India’s leadership might have been in dilemma of — to speak or not to speak — with regard to the recent surgical strikes.
Hence a question arises if Game Theory — the study of decision-making in interdependent situations, i.e. situations in which the outcomes and the pay-offs of a “player” (a person, firm, or country involved in the situation) depend not just on what the player does but also on what others do — offer any answers?
In this mathematical model, it defines a game as consisting of a set of players, each with a set of strategies, and a pay-off (success) table specifying the pay-offs. It means that it will determine the gains and losses to each player from the adoption of any combination of strategies, one for each player.
The game theorists base their analyses on two assumptions
Rational players– they aim to maximize their pay-offs.
Common knowledge– the elements of the game (players, strategies, pay-offs) are “common knowledge”, i.e. known to everyone, known to be known, known to be known to be known…ad infinitum.

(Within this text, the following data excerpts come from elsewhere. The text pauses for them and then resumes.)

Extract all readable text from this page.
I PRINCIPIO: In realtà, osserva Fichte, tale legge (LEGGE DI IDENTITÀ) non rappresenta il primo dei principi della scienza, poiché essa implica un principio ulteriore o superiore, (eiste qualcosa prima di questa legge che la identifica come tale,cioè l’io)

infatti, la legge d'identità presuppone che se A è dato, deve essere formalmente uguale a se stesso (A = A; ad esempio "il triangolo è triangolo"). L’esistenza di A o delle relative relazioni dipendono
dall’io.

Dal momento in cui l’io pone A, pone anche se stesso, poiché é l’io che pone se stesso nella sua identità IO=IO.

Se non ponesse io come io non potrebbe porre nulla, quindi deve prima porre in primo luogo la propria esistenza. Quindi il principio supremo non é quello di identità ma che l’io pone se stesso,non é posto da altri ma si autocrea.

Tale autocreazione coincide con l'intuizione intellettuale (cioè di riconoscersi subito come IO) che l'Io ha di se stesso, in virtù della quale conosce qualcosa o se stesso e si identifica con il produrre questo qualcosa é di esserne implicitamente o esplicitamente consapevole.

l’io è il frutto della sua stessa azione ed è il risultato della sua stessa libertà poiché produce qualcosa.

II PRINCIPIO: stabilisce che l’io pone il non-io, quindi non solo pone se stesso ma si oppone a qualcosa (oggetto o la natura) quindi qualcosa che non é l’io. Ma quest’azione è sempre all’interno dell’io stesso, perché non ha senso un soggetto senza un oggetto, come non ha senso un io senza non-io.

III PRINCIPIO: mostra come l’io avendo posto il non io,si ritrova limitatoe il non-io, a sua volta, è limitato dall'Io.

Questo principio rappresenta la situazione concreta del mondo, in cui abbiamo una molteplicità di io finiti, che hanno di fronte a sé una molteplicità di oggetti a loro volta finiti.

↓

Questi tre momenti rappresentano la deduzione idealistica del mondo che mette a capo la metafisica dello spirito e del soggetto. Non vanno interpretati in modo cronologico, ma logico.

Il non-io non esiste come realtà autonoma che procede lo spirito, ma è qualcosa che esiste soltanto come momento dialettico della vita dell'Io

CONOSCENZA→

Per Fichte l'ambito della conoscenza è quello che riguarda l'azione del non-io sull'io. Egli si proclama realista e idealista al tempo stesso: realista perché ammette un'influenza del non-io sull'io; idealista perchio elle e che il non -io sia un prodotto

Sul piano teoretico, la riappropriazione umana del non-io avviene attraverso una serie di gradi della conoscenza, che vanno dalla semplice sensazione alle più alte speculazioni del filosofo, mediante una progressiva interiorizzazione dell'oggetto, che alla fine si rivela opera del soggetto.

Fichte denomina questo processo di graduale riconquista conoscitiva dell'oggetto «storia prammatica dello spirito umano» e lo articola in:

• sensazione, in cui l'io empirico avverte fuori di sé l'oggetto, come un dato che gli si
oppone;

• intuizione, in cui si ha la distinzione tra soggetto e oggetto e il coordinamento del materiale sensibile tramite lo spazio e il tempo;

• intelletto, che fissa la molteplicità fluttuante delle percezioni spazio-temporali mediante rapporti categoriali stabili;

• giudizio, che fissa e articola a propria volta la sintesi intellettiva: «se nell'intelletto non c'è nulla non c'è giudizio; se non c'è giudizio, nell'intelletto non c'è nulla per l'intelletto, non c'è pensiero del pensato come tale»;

Game theory in declaring surgical strikes
News reports confirm that India’s recent surgical strikes in response to militant attacks in Uri may not have been the first ones.
The new aspect of this situation is that India has made its retaliation common knowledge by declaring there has been a strike.
This changes the interaction between the “players”—the Indian and Pakistan governments and civil society and the global leadership.
The announcement now makes it clear to India and the world at large that the Pakistan government knows there has been a surgical strike.
This will make Pakistan incumbent to respond which they have done by denying of such strikes taking place.
Next, they have stepped up their militant attacks and cross-border firing which indicates that the response has begun and will continue.
Pakistan has to act
The declaration and the consequent disapproval of terrorism by world leaders is also a possible tool in the hands of the political elite of Pakistan in their ongoing power struggle with the military and militants.
This is happening at an opportune time when the present army chief’s tenure is coming to an end.
The reported differences between Shahbaz Sharif (Pakistan politician) and the ISI head indicate that the politicians have initiated their moves.
No more patience
It signals to the Pakistan public and civil society that India’s patience is running out and it no longer feels the need for “deniability” of its counter-terror operations.
This is likely to strike a chord as the people of Pakistan are themselves victims of terrorism.
The triggering of a mood against terrorism in Pakistan depends on its people having the impression that India has been a tolerant onlooker to past attacks and has acted only when the provocation snowballed to unbearable proportions.
Impact on Indians
The announcement were supposed to have impact on the Indians who are about to vote in critical state elections.
Certain results which was not expected (and not appreciable)
The claim by the government that the Indian Army has recognized its strength for the first time through these strikes is unfortunate.
An army operation is being tried to give extreme political colours which is not acceptable neither a good example.
Also, the revelations by the opposition that India has engaged in such strikes in the past damages India’s ability to claim the high ground.
Similarly, the Prime Minister’s sympathy for the cause of Baloch separatists, may make India’s alleged involvement common knowledge but it does so to the detriment of India’s cause in Kashmir.
Amongst various reactions within India, the announcement prompted countries around the world to come out in the open about their stands on cross-border militancy in Kashmir.
The support of countries such as the US and Russia, though muted, is welcome.
China’s stonewalling is expected, for instance on the declaration of Masood Azhar as a terrorist, given the US’ emerging tilt towards India and China’s alignment with Pakistan.
Finally, India’s foreign policy has shown its focus where it aims to identify and propagate the fight against terrorism by collectivising the countries which share the same views as India on counter-terrorism.